The contrast is between Bitcoin and this supposed cryptocurrency is quite stark. Yes it has a ledger and tokens, but without the ability to have immutable transactions that are censorship resistant, many of the benefits of Bitcoin are lost. The bank may not see these as necessary features, but that is because those features limit their power over the system.
Bitcoin is for users who wish to navigate the financial world without fear of being limited by governments (as well as banks). Then you have “2nd generation” coins like Ether which have smart contracts and other use cases built into them.

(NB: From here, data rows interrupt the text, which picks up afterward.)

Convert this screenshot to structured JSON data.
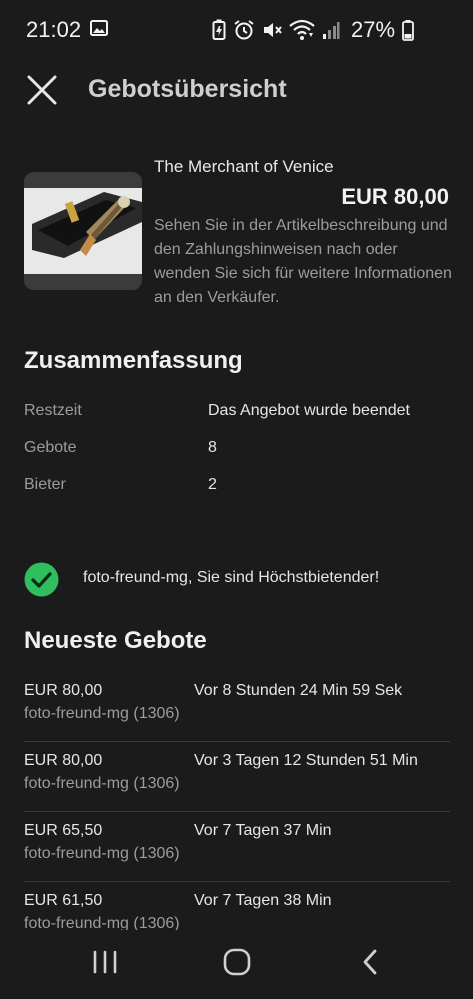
{
  "status_bar": {
    "time": "21:02",
    "battery_percent": "27%",
    "icons": [
      "gallery-icon",
      "battery-saver-icon",
      "alarm-icon",
      "mute-icon",
      "wifi-icon",
      "signal-icon",
      "battery-icon"
    ]
  },
  "header": {
    "title": "Gebotsübersicht",
    "close_icon": "close-icon"
  },
  "item": {
    "title": "The Merchant of Venice",
    "price": "EUR 80,00",
    "note": "Sehen Sie in der Artikelbeschreibung und den Zahlungshinweisen nach oder wenden Sie sich für weitere Informationen an den Verkäufer."
  },
  "summary": {
    "heading": "Zusammenfassung",
    "rows": [
      {
        "label": "Restzeit",
        "value": "Das Angebot wurde beendet"
      },
      {
        "label": "Gebote",
        "value": "8"
      },
      {
        "label": "Bieter",
        "value": "2"
      }
    ]
  },
  "highest_bidder": {
    "icon": "check-circle-icon",
    "message": "foto-freund-mg, Sie sind Höchstbietender!",
    "accent_color": "#2fbf5f"
  },
  "bids": {
    "heading": "Neueste Gebote",
    "rows": [
      {
        "amount": "EUR 80,00",
        "time": "Vor 8 Stunden 24 Min 59 Sek",
        "bidder": "foto-freund-mg (1306)"
      },
      {
        "amount": "EUR 80,00",
        "time": "Vor 3 Tagen 12 Stunden 51 Min",
        "bidder": "foto-freund-mg (1306)"
      },
      {
        "amount": "EUR 65,50",
        "time": "Vor 7 Tagen 37 Min",
        "bidder": "foto-freund-mg (1306)"
      },
      {
        "amount": "EUR 61,50",
        "time": "Vor 7 Tagen 38 Min",
        "bidder": "foto-freund-mg (1306)"
      }
    ]
  },
  "nav_bar": {
    "buttons": [
      "recents-icon",
      "home-icon",
      "back-icon"
    ]
  }
}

This is where we could see JPM Coin having a stronger public use case, but it would still lack the decentralization that makes true cryptocurrencies so desirable to their adherents.

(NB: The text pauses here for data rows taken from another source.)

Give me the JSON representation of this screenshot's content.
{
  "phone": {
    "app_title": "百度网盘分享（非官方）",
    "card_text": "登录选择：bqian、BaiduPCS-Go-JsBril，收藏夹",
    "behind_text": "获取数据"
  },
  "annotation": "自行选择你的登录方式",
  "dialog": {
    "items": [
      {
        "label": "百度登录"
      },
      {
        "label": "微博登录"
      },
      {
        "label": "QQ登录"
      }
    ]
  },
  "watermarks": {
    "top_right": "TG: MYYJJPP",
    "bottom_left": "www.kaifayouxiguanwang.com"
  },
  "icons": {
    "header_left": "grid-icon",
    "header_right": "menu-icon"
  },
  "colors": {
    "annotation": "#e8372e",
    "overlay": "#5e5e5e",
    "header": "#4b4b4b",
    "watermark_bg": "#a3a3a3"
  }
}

The internal use of JPM Coin justifies the lack of decentralization, and rather than viewing this as a threat to Bitcoin, it could be taken as a tacit admission that the technology has merit. It is the first real-world use of a digital currency by a major bank, and if the settlement speed improves, everyone benefits.
Where Does This All Go?
Bitcoin will still have its benefits over centralized bank solutions like this, and users still be able to make the decision between JP Morgan’s solutions and true cryptocurrencies. In a way, everyone wins and the people who trust the system enough to not want to use cryptocurrency will benefit from blockchain innovations as well.

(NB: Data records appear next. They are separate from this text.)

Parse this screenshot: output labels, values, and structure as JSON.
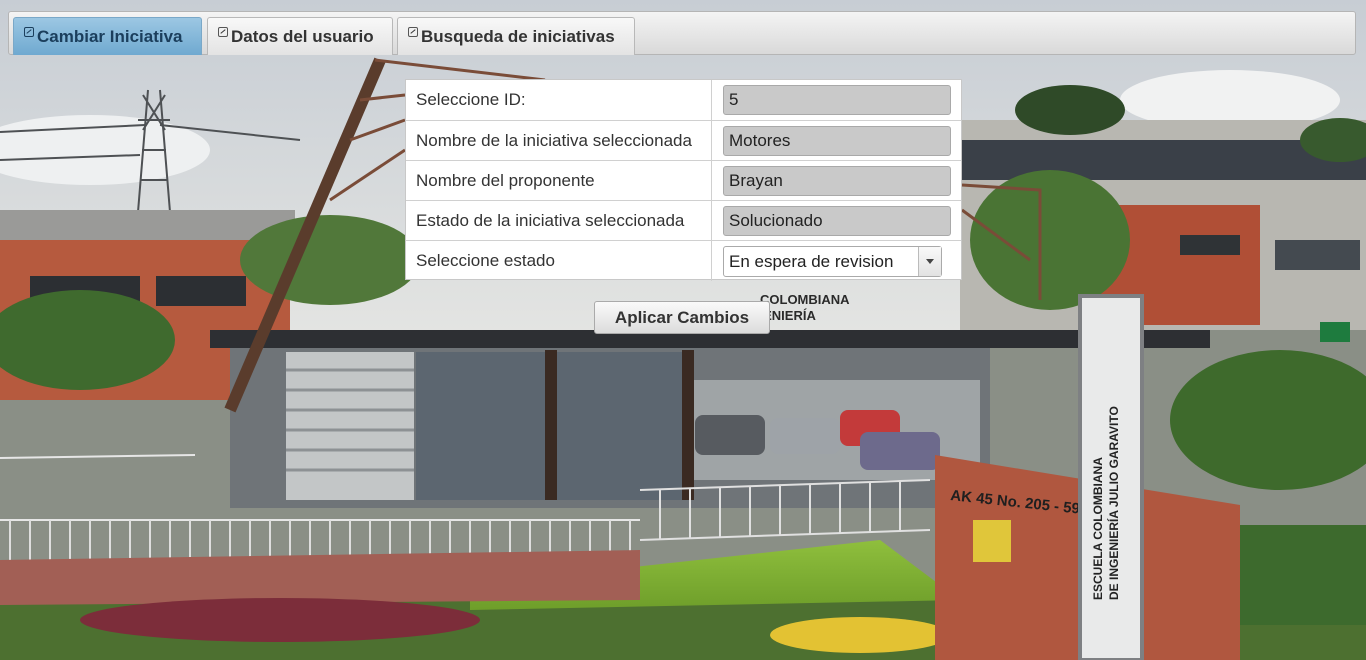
{
  "tabs": [
    {
      "label": "Cambiar Iniciativa",
      "active": true
    },
    {
      "label": "Datos del usuario",
      "active": false
    },
    {
      "label": "Busqueda de iniciativas",
      "active": false
    }
  ],
  "form": {
    "rows": [
      {
        "label": "Seleccione ID:",
        "value": "5"
      },
      {
        "label": "Nombre de la iniciativa seleccionada",
        "value": "Motores"
      },
      {
        "label": "Nombre del proponente",
        "value": "Brayan"
      },
      {
        "label": "Estado de la iniciativa seleccionada",
        "value": "Solucionado"
      }
    ],
    "estado": {
      "label": "Seleccione estado",
      "selected": "En espera de revision"
    }
  },
  "apply_label": "Aplicar Cambios",
  "background": {
    "sign_text": "AK 45 No. 205 - 59",
    "banner_line1": "ESCUELA COLOMBIANA",
    "banner_line2": "DE INGENIERÍA JULIO GARAVITO",
    "building_sign": "COLOMBIANA INGENIERÍA"
  },
  "colors": {
    "active_tab": "#7fb3d7",
    "field_bg": "#c9c9c9"
  }
}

Banco Santander and IBM have just announced a partnership to help speed up the development of their use of blockchain technologies. Additionally, a South Korean telecoms is intending to establish their own cryptocurrency. Basically, everyone wants to enter the space that has until now been mostly dominated by relative unknowns.
Now, as we discussed yesterday, Ripple is another company in the financial space that has a “cryptocurrency that isn’t really a cryptocurrency”. Both of these examples can provide an increase in utility (and create profit for the companies using them) without functioning as legitimate cryptocurrencies. The bigger question is how much blockchain technology actually helps in this case, or if it is just a buzzword being used to garner attention.